1) twitter em ahahahah yah its hard but i guess im the person who have to work very hard to get something that i aim for. im not like the others who are gifted with the good brain. im not saying that Allah isnt unfair but i have to trust Him because He is the one who arranged your life story. i just cant stop tweeting!! such an addicted application. im glad that im no more addicted with that sakai facebook ahahahaha im kutuk-ing that app padahal dulu kaki facebook. huh i dont know when this kind of addiction will get rid of from my life. yah i sould stop tweeting until the right time comes.

2) instagram
HAHAHHAHAHAHAHAHHAHAH tbh im a stalker. keep stalking others and wasting my time at the stupid things. kena kawal diri utk keep uploading pictures about yr life & yah lepas spm upload la gambar banyak2! yah, quite hard too but why dont we try. come on! 7 months only then u can do anything u wanna do!!!!!!!

3) tumblr & blogspot
em hahaha im not going to deactive these bcs this is my only entertainment! how about whatsapp? em no, i still needed bcs i dont really have credit so with whatsapp i can send whatever i want without using credit bcs we're using wifi hahaha but yah i should have to control myself.

part II

i need my old life. the one who can run. the one who can do anything that she wanna do. ah i should stop this.

so dear myself anas
u need to study.
u really need to study. u have to struggle. dont compare yourself with the one who is gifted. people not same. remember how hard your parent work to support your studies in boarding school

dont u wanna make them happy
make they forget about their pain when looking at your straight A's result?
dont u wanna make them happy
make they proud of you
make they no regret with all sacrifices that they done
just for you

dont you wanna make yourself proud?
we are going through school life since we're in kindergarten. so, why dont kita treat diri kita dengan something yg membanggakan. belajar penat penat dari tadika takkan ended up taknak result gempak? tak rasa sia sia ke belajar dari kecik tapi tak nak appreciate keringat sendiri. love yourself.

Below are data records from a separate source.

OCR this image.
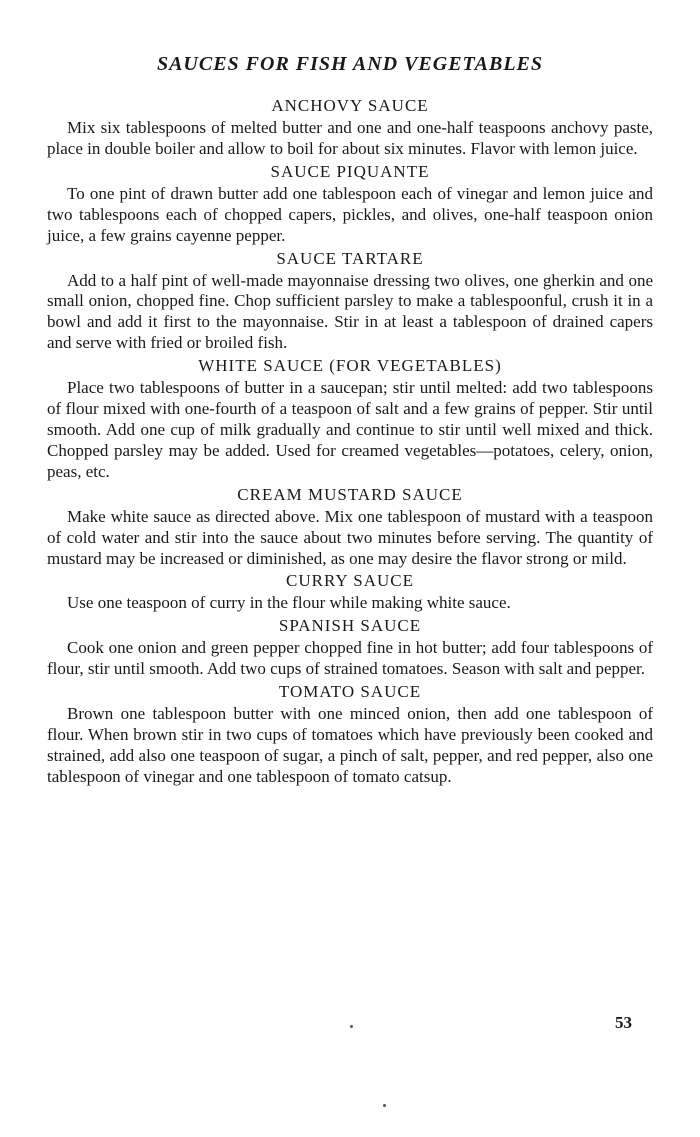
SAUCES FOR FISH AND VEGETABLES
ANCHOVY SAUCE

Mix six tablespoons of melted butter and one and one-half teaspoons anchovy paste, place in double boiler and allow to boil for about six minutes. Flavor with lemon juice.

SAUCE PIQUANTE

To one pint of drawn butter add one tablespoon each of vinegar and lemon juice and two tablespoons each of chopped capers, pickles, and olives, one-half teaspoon onion juice, a few grains cayenne pepper.

SAUCE TARTARE

Add to a half pint of well-made mayonnaise dressing two olives, one gherkin and one small onion, chopped fine. Chop sufficient parsley to make a tablespoonful, crush it in a bowl and add it first to the mayonnaise. Stir in at least a tablespoon of drained capers and serve with fried or broiled fish.

WHITE SAUCE (FOR VEGETABLES)

Place two tablespoons of butter in a saucepan; stir until melted: add two tablespoons of flour mixed with one-fourth of a teaspoon of salt and a few grains of pepper. Stir until smooth. Add one cup of milk gradually and continue to stir until well mixed and thick. Chopped parsley may be added. Used for creamed vegetables—potatoes, celery, onion, peas, etc.

CREAM MUSTARD SAUCE

Make white sauce as directed above. Mix one tablespoon of mustard with a teaspoon of cold water and stir into the sauce about two minutes before serving. The quantity of mustard may be increased or diminished, as one may desire the flavor strong or mild.

CURRY SAUCE

Use one teaspoon of curry in the flour while making white sauce.

SPANISH SAUCE

Cook one onion and green pepper chopped fine in hot butter; add four tablespoons of flour, stir until smooth. Add two cups of strained tomatoes. Season with salt and pepper.

TOMATO SAUCE

Brown one tablespoon butter with one minced onion, then add one tablespoon of flour. When brown stir in two cups of tomatoes which have previously been cooked and strained, add also one teaspoon of sugar, a pinch of salt, pepper, and red pepper, also one tablespoon of vinegar and one tablespoon of tomato catsup.

53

kejayaan semanis madu memerlukan pengorbanan sepahit madu.
do it now or regret tomorrow.

dear anas,
may Allah give you strength to fight against yourself. to fight laziness & nafsu. may Allah hear you dua' but yah He's always hear :) keep trying. never lose hope. Allah always be there for you. all the best in whatever you do, dear myself xxx may straight A's could be achieved!